I am only trying to check that we are not introducing any BUG_ONs that
could be triggered at runtime. We don't have a rule that requires the
function with a BUG_ON to be __init, however that is a simple and nice
way to check that the BUG_ON is appropriate.

In this specific case, you are right that there are already 2 BUG_ONs
in this function so you are not making things worse.

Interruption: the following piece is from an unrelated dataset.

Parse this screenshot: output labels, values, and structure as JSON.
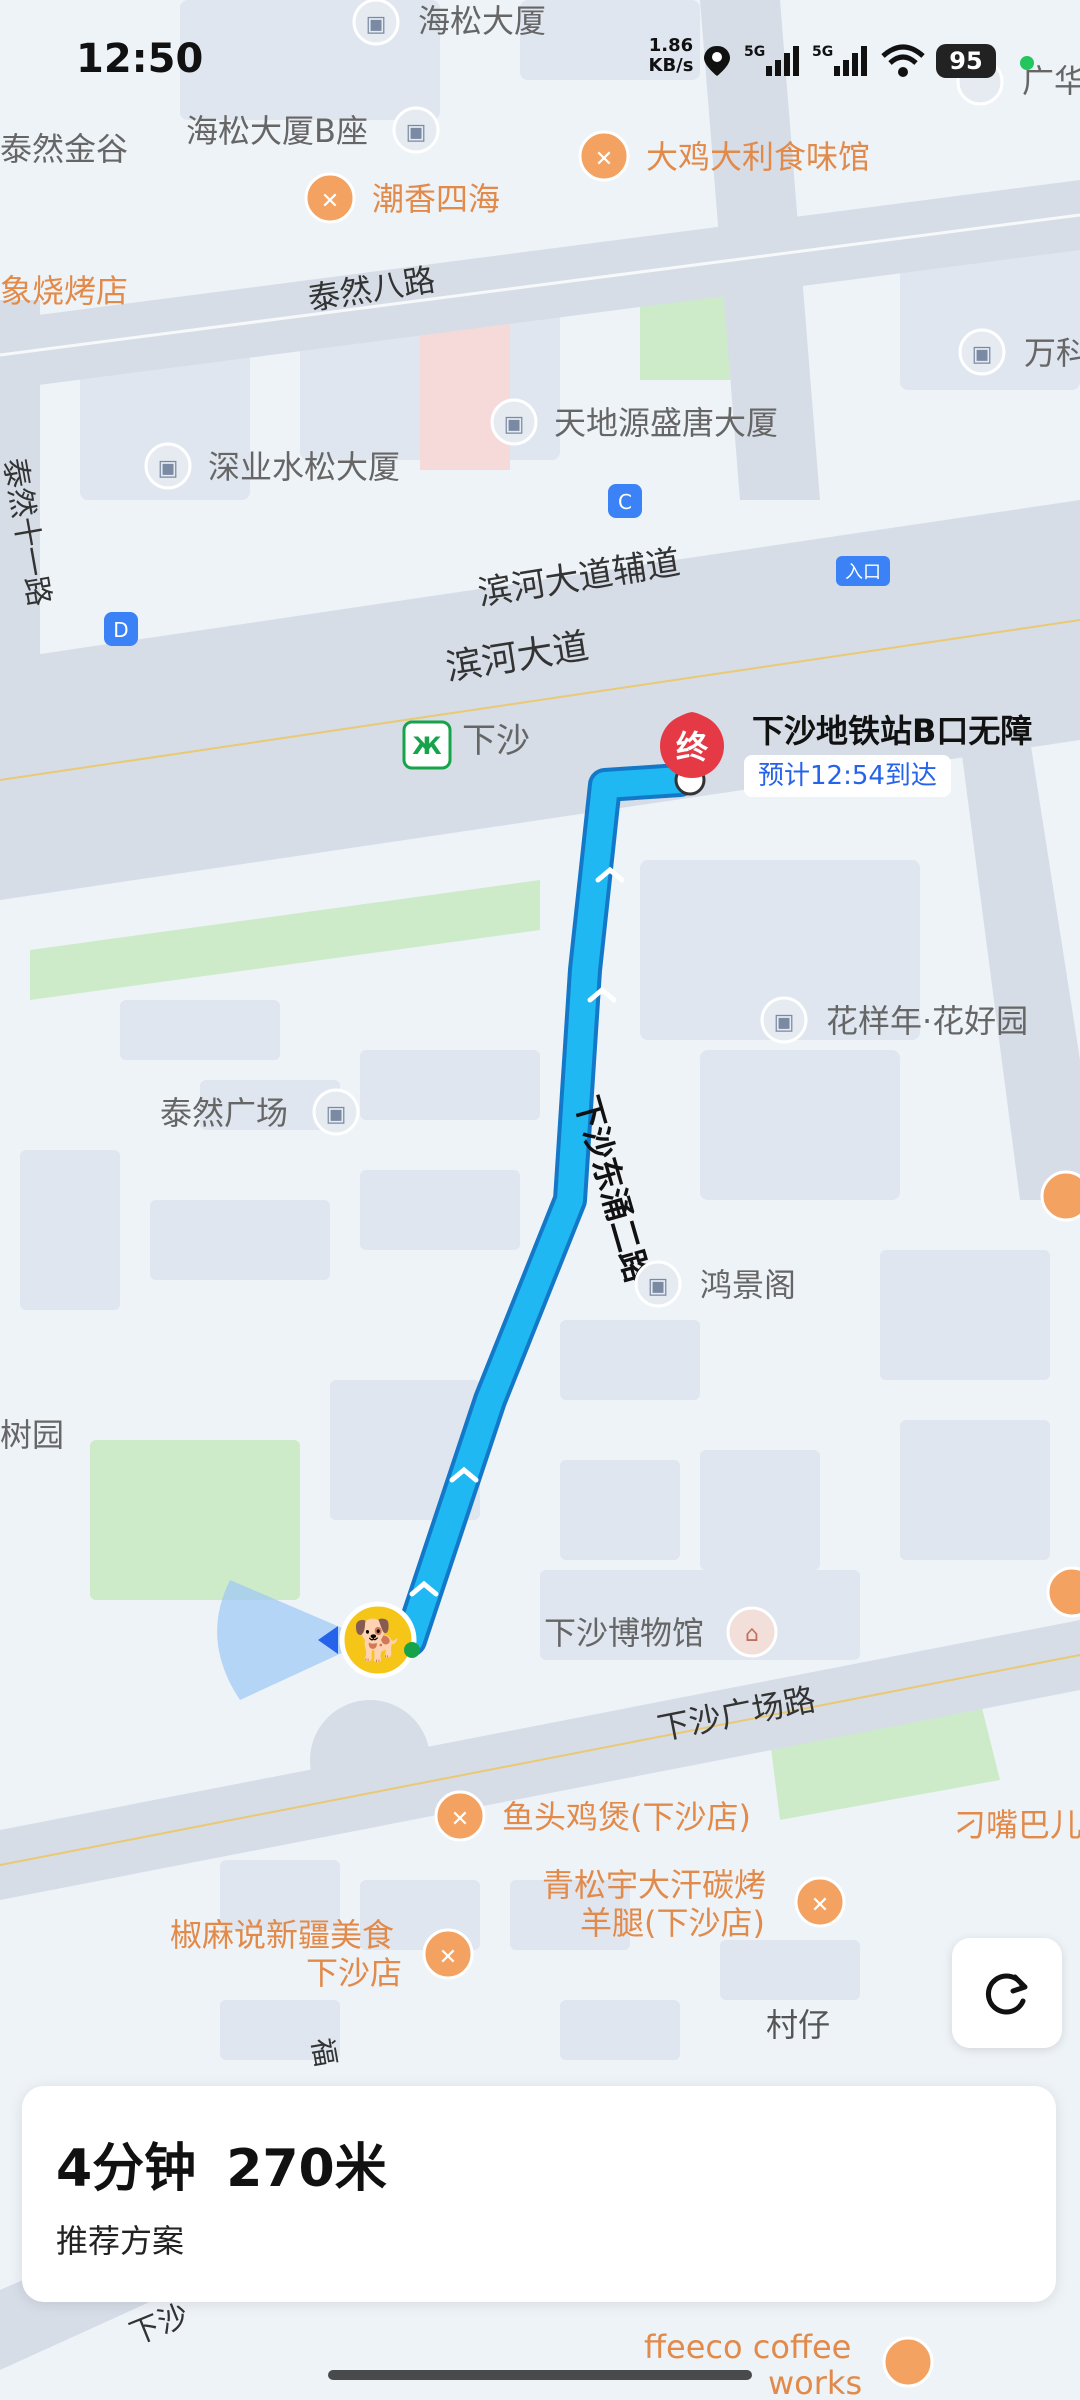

Aside from Jan's code style comment:

Reviewed-by: Stefano Stabellini <sstabellini@kernel.org>
diff mbox series

Patch

diff --git a/xen/common/page_alloc.c b/xen/common/page_alloc.c
index 0c4af5a71407..581c15d74dfb 100644
--- a/xen/common/page_alloc.c
+++ b/xen/common/page_alloc.c
@@ -136,6 +136,7 @@ 
 #include <xen/sched.h>
 #include <xen/softirq.h>
 #include <xen/spinlock.h>
+#include <xen/vmap.h>
 
 #include <asm/flushtlb.h>
 #include <asm/numa.h>
@@ -597,22 +598,43 @@  static unsigned long init_node_heap(int node, unsigned long mfn,
         needed = 0;
     }
     else if ( *use_tail && nr >= needed &&
-              arch_mfns_in_directmap(mfn + nr - needed, needed) &&
               (!xenheap_bits ||
                !((mfn + nr - 1) >> (xenheap_bits - PAGE_SHIFT))) )
     {
-        _heap[node] = mfn_to_virt(mfn + nr - needed);
-        avail[node] = mfn_to_virt(mfn + nr - 1) +
-                      PAGE_SIZE - sizeof(**avail) * NR_ZONES;
-    }
-    else if ( nr >= needed &&
-              arch_mfns_in_directmap(mfn, needed) &&
+        if ( arch_mfns_in_directmap(mfn + nr - needed, needed) )
+        {
+            _heap[node] = mfn_to_virt(mfn + nr - needed);
+            avail[node] = mfn_to_virt(mfn + nr - 1) +
+                          PAGE_SIZE - sizeof(**avail) * NR_ZONES;
+        }
+        else
+        {
+            mfn_t needed_start = _mfn(mfn + nr - needed);
+
+            _heap[node] = vmap_contig_pages(needed_start, needed);
+            BUG_ON(!_heap[node]);
+            avail[node] = (void *)(_heap[node]) + (needed << PAGE_SHIFT) -
+                          sizeof(**avail) * NR_ZONES;
+        }
+    } else if ( nr >= needed &&
               (!xenheap_bits ||
                !((mfn + needed - 1) >> (xenheap_bits - PAGE_SHIFT))) )
     {
-        _heap[node] = mfn_to_virt(mfn);
-        avail[node] = mfn_to_virt(mfn + needed - 1) +
-                      PAGE_SIZE - sizeof(**avail) * NR_ZONES;
+        if ( arch_mfns_in_directmap(mfn, needed) )
+        {
+            _heap[node] = mfn_to_virt(mfn);
+            avail[node] = mfn_to_virt(mfn + needed - 1) +
+                          PAGE_SIZE - sizeof(**avail) * NR_ZONES;
+        }
+        else
+        {
+            mfn_t needed_start = _mfn(mfn);
+
+            _heap[node] = vmap_contig_pages(needed_start, needed);
+            BUG_ON(!_heap[node]);
+            avail[node] = (void *)(_heap[node]) + (needed << PAGE_SHIFT) -
+                          sizeof(**avail) * NR_ZONES;
+        }
         *use_tail = false;
     }
     else if ( get_order_from_bytes(sizeof(**_heap)) ==